Раздался оглушающий взрыв. По воде пошли круги, и сложилась пара хаток у самого эпицентра. Артем упал в воду, наскоро встал. Быстро оглянувшись, будучи уже на достаточном расстоянии, он увидел, как в небо поднимается клуб черного дыма. А рядом с ним еще один, но более огненный, красный – там сгорело больше пороха. И тогда парень понял, что Паньюневич, ценой собственной жизни, все-таки записал на свой личный счет, еще один непобедимый «Кафир».
Часть 18
Рассказ Артема Среда слушал внимательно. Его поражало то, как парень не умел даже чуть-чуть привирать. Лицо его было постоянно каким-то напряженно вспоминающим. Глаза бегали, будто бы не по людям, собравшимся возле него, а по тем самым горам, по приборам в танке. Руки его гладили фантомные рычаги, ноги давили на педали. Он каждый раз живо вспоминал весь процесс и делился всем. И от этого становилось еще страшнее. Некоторые танкисты доживали до седин, до проплешин на голове, но никогда дальше учений и частей не забредали. А тут, парнишка, крайне институтских лет, и пережил вот такую бойню… Образ настоящего героя, все-таки, был в голове у Среды монументальный, подобный скале. Как и у любого, воспитанного на советском кино о великой войне. Но сейчас перед ним был герой другой – совершенно обычный, на вид примечательный лишь крепким станом рыжеволосый парнишка, который ненароком пытался смахнуть пальцами въевшуюся сажу из-под носа.
Артем вышел из комнаты, и отправился подышать воздухом, как сам сказал. Но Среда заметил на его глазах влагу. Единственной жемчужиной сверкнула на его закопчённой щеке скупая, но с приличный бриллиант размером, слеза. Он уронил ее на пол, так и не донес до выхода. И заметив это, быстрым движением глянув на пол, еще быстрее зачастил по коридору.

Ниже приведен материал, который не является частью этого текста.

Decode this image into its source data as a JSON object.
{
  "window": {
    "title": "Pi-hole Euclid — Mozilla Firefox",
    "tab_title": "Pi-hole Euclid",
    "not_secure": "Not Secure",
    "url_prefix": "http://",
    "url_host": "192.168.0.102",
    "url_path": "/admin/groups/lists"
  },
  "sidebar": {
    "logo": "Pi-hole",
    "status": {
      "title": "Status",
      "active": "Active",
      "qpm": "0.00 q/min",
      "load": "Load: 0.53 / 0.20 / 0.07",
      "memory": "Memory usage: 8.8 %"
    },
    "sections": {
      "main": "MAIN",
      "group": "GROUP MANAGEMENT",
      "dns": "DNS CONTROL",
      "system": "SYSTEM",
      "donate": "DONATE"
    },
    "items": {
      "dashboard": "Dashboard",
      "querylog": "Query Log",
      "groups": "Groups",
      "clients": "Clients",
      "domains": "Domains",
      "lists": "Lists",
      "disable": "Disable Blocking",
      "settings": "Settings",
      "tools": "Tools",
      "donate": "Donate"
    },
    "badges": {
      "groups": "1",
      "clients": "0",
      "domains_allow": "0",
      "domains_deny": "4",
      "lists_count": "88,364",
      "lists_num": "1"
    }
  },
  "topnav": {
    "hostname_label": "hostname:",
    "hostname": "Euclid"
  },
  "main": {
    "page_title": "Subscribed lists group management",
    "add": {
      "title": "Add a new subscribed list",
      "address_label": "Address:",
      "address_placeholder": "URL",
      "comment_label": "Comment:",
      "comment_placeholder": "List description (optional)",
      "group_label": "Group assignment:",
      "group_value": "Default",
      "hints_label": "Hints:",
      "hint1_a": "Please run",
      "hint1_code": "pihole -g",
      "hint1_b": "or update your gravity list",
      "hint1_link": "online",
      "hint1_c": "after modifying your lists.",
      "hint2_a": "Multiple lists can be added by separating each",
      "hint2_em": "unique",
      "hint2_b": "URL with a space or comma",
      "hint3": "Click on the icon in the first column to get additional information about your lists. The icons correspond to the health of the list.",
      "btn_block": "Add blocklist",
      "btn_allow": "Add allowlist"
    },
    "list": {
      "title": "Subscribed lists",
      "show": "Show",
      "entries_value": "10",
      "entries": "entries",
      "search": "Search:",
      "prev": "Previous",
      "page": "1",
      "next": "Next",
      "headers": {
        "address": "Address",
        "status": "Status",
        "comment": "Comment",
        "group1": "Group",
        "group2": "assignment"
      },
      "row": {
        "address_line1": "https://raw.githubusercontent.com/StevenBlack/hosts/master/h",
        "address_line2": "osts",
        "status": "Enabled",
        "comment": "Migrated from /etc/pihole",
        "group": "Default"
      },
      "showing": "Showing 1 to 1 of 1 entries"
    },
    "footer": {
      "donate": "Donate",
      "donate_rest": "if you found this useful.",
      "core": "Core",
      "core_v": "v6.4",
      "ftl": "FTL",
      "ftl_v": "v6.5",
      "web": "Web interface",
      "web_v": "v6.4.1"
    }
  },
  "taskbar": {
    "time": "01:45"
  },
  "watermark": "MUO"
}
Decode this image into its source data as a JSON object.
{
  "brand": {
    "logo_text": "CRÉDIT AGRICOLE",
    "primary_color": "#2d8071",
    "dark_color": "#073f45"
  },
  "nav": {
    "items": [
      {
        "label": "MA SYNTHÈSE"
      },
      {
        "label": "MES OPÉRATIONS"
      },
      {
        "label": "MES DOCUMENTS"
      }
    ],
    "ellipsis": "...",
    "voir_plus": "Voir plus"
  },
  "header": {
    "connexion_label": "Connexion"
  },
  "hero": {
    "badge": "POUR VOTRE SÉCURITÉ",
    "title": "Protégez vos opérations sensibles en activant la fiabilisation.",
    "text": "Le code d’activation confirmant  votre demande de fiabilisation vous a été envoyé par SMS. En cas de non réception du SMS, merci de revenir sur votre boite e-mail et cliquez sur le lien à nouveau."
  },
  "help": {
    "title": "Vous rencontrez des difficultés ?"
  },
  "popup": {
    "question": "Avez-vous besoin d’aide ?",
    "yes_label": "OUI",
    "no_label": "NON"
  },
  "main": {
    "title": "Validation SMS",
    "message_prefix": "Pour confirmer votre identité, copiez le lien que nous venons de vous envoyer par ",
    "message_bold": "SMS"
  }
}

Диме хотелось думать об Авроре. О самом первом, что было дорого Среде. Но ничего хорошего он и не мог придумать. Он пытался тешить себя мыслями о том, какая она у него уже взрослая и самостоятельная, но потом клеймил себя, что это он заставил ее так рано повзрослеть, так рано начать принимать решения. Пытался гордиться ее красотой, но вдруг понял, что он не застал тот момент, когда она стала женственной, прекрасной особой. Он не застал тот период, когда из небольшого свертка, что вынесли из роддома, Аврора стала настоящим, высоким и статным человечком, способным забрать сердца мальчишек. И теперь он ощущал, что, во всем этом сюре, во всей этой катавасии, что разворачивалась на когда-то голубой планетке, теряет дочь. Такие люди, совсем юные, как Артем, погибают. Мир сейчас забирает подобных. И образ Авроры, светлый образ дочери, представлялся Среде не в платье, не в блузке или штанах. Он представлялся ему, на манер Зой и Тань из книг о Великой Отечественной – в затертой, опоясанной кожаным ремнем шинели, с медицинской сумкой на боку. И видел он ее лицо. Пустое, с тяжелым укоризненным взглядом. Такое, какое бывает у стариков…
–– Могу я?.. – нервно сглотнув, будто почуяв укол в пятой точке, он поднялся, протянул руку к закурившему десантнику с перевязанной рукой. – Обычно нет, а тут чего-то вдруг приспичило…
На его лице проступила дурацкая ухмылка. И верно подмечал тогда Артем – Среда словно постарел. Не выглядел на свой возраст. Пыль еще сильнее подчеркивала морщины, а эта чертова застывшая идиотская мина собирала кожу в уголках губ, будто бы той было не тридцать пять, а пол века от роду.
–– Покури, покури. – спокойно протянул ему папиросу мужчина. – Молодец гасконец… Юная кровь, а уже порохов до рвоты нанюхался. И все равно думает, как мальчишка, не растерял норова.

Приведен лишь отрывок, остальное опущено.